Snowflake operations failing

We are experiencing troubles with loading data to Snowflake, probably related to null values in columns set as PK. The issue causes some jobs to fail with the error "NULL result in a non-nullable column" or similar. The issue affects different snowflake components (transformations, writer)

We're investigating the causes for this issue. Next update in one hour.

UPDATE 8:40 UTC: We are still investigating the problem. We managed to reproduce the problem in a test and are performing other steps to find the root cause. Next update in one hour.

UPDATE 9:00 UTC: The root cause of the problem is the fact that Snowflake did not implement NOT NULL constraint on columns set as primary keys in the past but started to enforce it in the latest release. See this announcement for further details: https://docs.snowflake.com/en/release-notes/2021-06-bcr.html#create-table-command-change-to-enforcement-of-primary-keys-created-by-command 

You can fix the problem immediately by removing the null values from columns set as primary keys. We are talking to Snowflake support if it is possible to put back the behavior for selected tables or databases for customers who cannot fix it easily now (as it would e.g. break some incremental loading settings) so please reach us at support@keboola.com if you are in such situation. 
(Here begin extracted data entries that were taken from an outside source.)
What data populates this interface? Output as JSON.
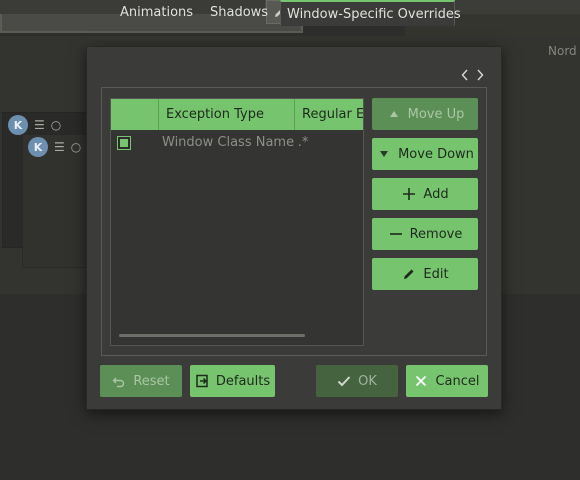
{
  "background": {
    "label_right": "Nord",
    "kde_glyph": "K"
  },
  "dialog": {
    "tabs": [
      {
        "label": "Animations",
        "active": false
      },
      {
        "label": "Shadows",
        "active": false
      },
      {
        "label": "Window-Specific Overrides",
        "active": true
      }
    ],
    "tab_scroll": {
      "left_icon": "chevron-left-icon",
      "right_icon": "chevron-right-icon"
    },
    "table": {
      "columns": [
        "",
        "Exception Type",
        "Regular Ex"
      ],
      "rows": [
        {
          "checked": true,
          "type": "Window Class Name",
          "regex": ".*"
        }
      ]
    },
    "side_buttons": {
      "move_up": {
        "label": "Move Up",
        "icon": "triangle-up-icon",
        "enabled": false
      },
      "move_down": {
        "label": "Move Down",
        "icon": "triangle-down-icon",
        "enabled": true
      },
      "add": {
        "label": "Add",
        "icon": "plus-icon",
        "enabled": true
      },
      "remove": {
        "label": "Remove",
        "icon": "minus-icon",
        "enabled": true
      },
      "edit": {
        "label": "Edit",
        "icon": "pencil-icon",
        "enabled": true
      }
    },
    "footer": {
      "reset": {
        "label": "Reset",
        "icon": "undo-icon",
        "enabled": false
      },
      "defaults": {
        "label": "Defaults",
        "icon": "defaults-icon",
        "enabled": true
      },
      "ok": {
        "label": "OK",
        "icon": "checkmark-icon",
        "enabled": false
      },
      "cancel": {
        "label": "Cancel",
        "icon": "close-icon",
        "enabled": true
      }
    }
  },
  "colors": {
    "accent": "#76c46e",
    "accent_disabled": "#5c8f55",
    "dialog_bg": "#3b3c39",
    "backdrop": "#2e2f2c"
  }
}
UPDATE 10:00 UTC: We were able to roll back this change with Snowflake support and postpone it for four weeks, giving you time to prepare your data. If you are running your own Snowflake warehouse you will need to disable this change on your own.
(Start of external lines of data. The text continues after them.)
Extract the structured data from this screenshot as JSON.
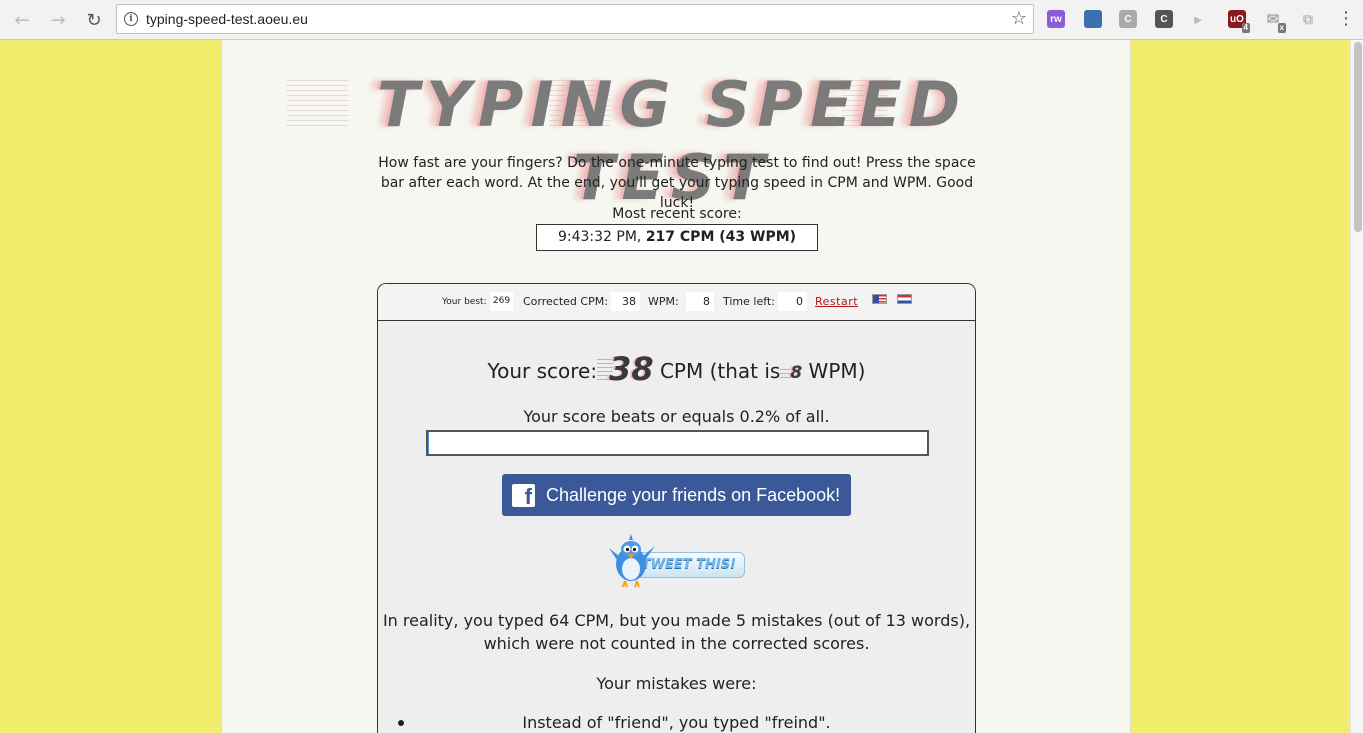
{
  "browser": {
    "url": "typing-speed-test.aoeu.eu",
    "extensions": [
      {
        "icon": "rw-extension-icon",
        "text": "rw",
        "color": "#8a5cd6"
      },
      {
        "icon": "window-extension-icon",
        "text": "",
        "color": "#3d6fb0"
      },
      {
        "icon": "c-extension-icon",
        "text": "C",
        "color": "#aaaaaa"
      },
      {
        "icon": "c-dark-extension-icon",
        "text": "C",
        "color": "#555555"
      },
      {
        "icon": "megaphone-extension-icon",
        "text": "",
        "color": "#bbbbbb"
      },
      {
        "icon": "ublock-extension-icon",
        "text": "uO",
        "color": "#8b1a1a",
        "badge": "4"
      },
      {
        "icon": "mail-extension-icon",
        "text": "",
        "color": "#bbbbbb",
        "badge": "x"
      },
      {
        "icon": "copy-extension-icon",
        "text": "",
        "color": "#bbbbbb"
      }
    ]
  },
  "page": {
    "logo_text": "TYPING SPEED TEST",
    "intro": "How fast are your fingers? Do the one-minute typing test to find out! Press the space bar after each word. At the end, you'll get your typing speed in CPM and WPM. Good luck!",
    "recent_label": "Most recent score:",
    "recent_time": "9:43:32 PM,",
    "recent_score": "217 CPM (43 WPM)"
  },
  "stats": {
    "best_label": "Your best:",
    "best_value": "269",
    "cpm_label": "Corrected CPM:",
    "cpm_value": "38",
    "wpm_label": "WPM:",
    "wpm_value": "8",
    "time_label": "Time left:",
    "time_value": "0",
    "restart_label": "Restart"
  },
  "result": {
    "score_prefix": "Your score:",
    "score_cpm": "38",
    "score_mid": "CPM (that is",
    "score_wpm": "8",
    "score_suffix": "WPM)",
    "beats_text": "Your score beats or equals 0.2% of all.",
    "beats_percent": 0.2,
    "facebook_label": "Challenge your friends on Facebook!",
    "tweet_label": "TWEET THIS!",
    "reality_text": "In reality, you typed 64 CPM, but you made 5 mistakes (out of 13 words), which were not counted in the corrected scores.",
    "mistakes_label": "Your mistakes were:",
    "mistakes": [
      "Instead of \"friend\", you typed \"freind\"."
    ]
  }
}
UPDATE 11:02 UTC: We've verified in multiple jobs that the issue has been resolved on all our Snowflake accounts.
Unfortunately, there were cases where the issue was not mitigated. The reason is that the change has been released worldwide to all Snowflake clients. So if you're using your own Snowflake account in Keboola (either as backend or in Snowflake writer), you need to rollback the release bundle on your Snowflake account as well.
You need to run the following query on your Snowflake instance

SELECT SYSTEM$DISABLE_BEHAVIOR_CHANGE_BUNDLE('2021_05');

You will need ACCOUNTADMIN role to do that. This will temporarily rollback the problematic behavior. We will either provide a fix on platform level if possible or publish a migration guide to mitigate this once this change will be reenabled in approximately 4 weeks. 
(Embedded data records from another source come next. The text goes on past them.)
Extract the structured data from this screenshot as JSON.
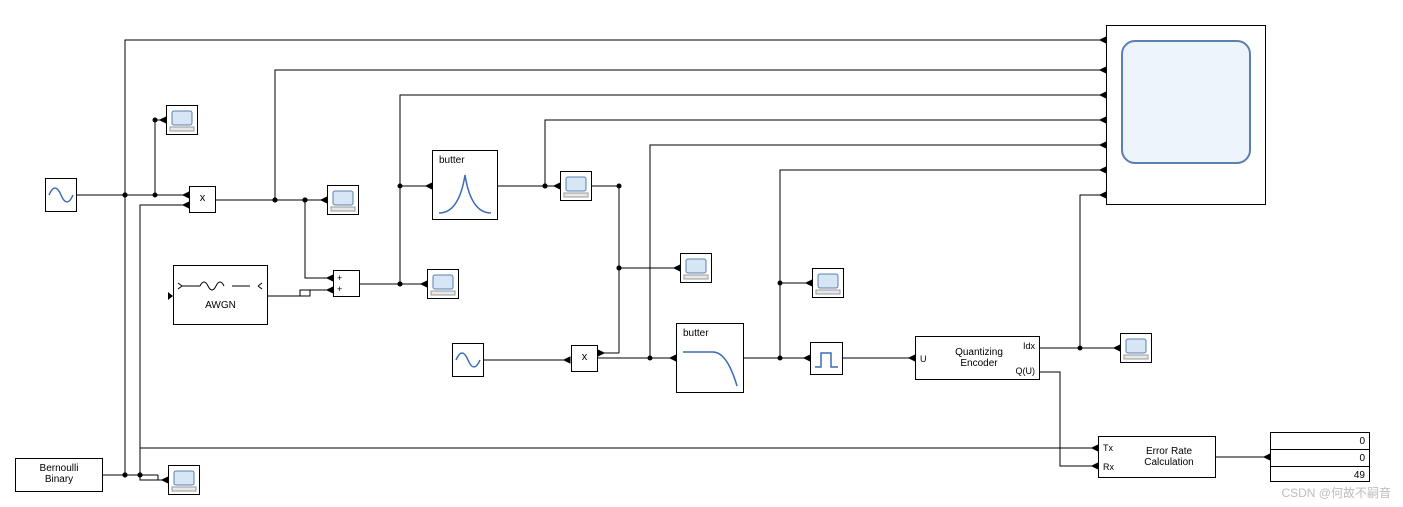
{
  "blocks": {
    "bernoulli": "Bernoulli\nBinary",
    "awgn": "AWGN",
    "product1": "x",
    "product2": "x",
    "sum": {
      "s1": "+",
      "s2": "+"
    },
    "butter1": "butter",
    "butter2": "butter",
    "quant": {
      "name": "Quantizing\nEncoder",
      "inport": "U",
      "out1": "Idx",
      "out2": "Q(U)"
    },
    "erc": {
      "name": "Error Rate\nCalculation",
      "in1": "Tx",
      "in2": "Rx"
    },
    "display": {
      "v1": "0",
      "v2": "0",
      "v3": "49"
    }
  },
  "watermark": "CSDN @何故不嗣音"
}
Increased error rate on Snowflake backend in all stacks

Since 2021-06-30 18:00 UTC we are experiencing increased errors on Snowflake backend in all stacks due an incident in Snowflake. We are going to monitor the situation and keep you posted. 

Update 19:07 UTC
Snowflake identified the root cause and they continue working on mitigating the problem.

Update 20:07 UTC
Snowflake claims that infrastructure is up and running. 

Update 2021-07-02 07:30 UTC
Snowflake has published report about the incident 

New Python/R Workspaces Data Loading Issue In AWS

Today, June 14, 2021, we released a number of new features on our AWS stacks.

Unfortunately we have noticed an issue that when loading larger datasets to the new Python or R workspaces the job will fail.

We're investigating the root cause and will update here when we know more or the issue gets resolved. 


UPDATE 17:59 UTC  - We've deployed fix which should resolve the loading issues. We continue to monitor the situation.

Slowdown processing of Transformation jobs in AWS EU stack

Beginning with 4:05 UTC 2021-06-11 we're seeing slowdown processing of transformation jobs in AWS EU stack. We're working on a fix. Next update in 30 minutes.

UPDATE 7:02 UTC We increased capacity of infrastructure and the situation is better. We continue to monitor the situation.

UPDATE 7:30 UTC  The situation is stable. All operations are back to normal. We're sorry for this inconvenience.

Python transformation update

The current environment for transformations is fairly outdated (due to compatibility concerns) and needs an update. New transformation environments are now available with an update plan. You may choose to leave your environment in auto update mode or lock your environment to either the current or the future version.

Action needed:
If you want to prevent the new transformations from being updated automatically later this month, you must select the version you wish to use. This update is planned for June 22, 2021.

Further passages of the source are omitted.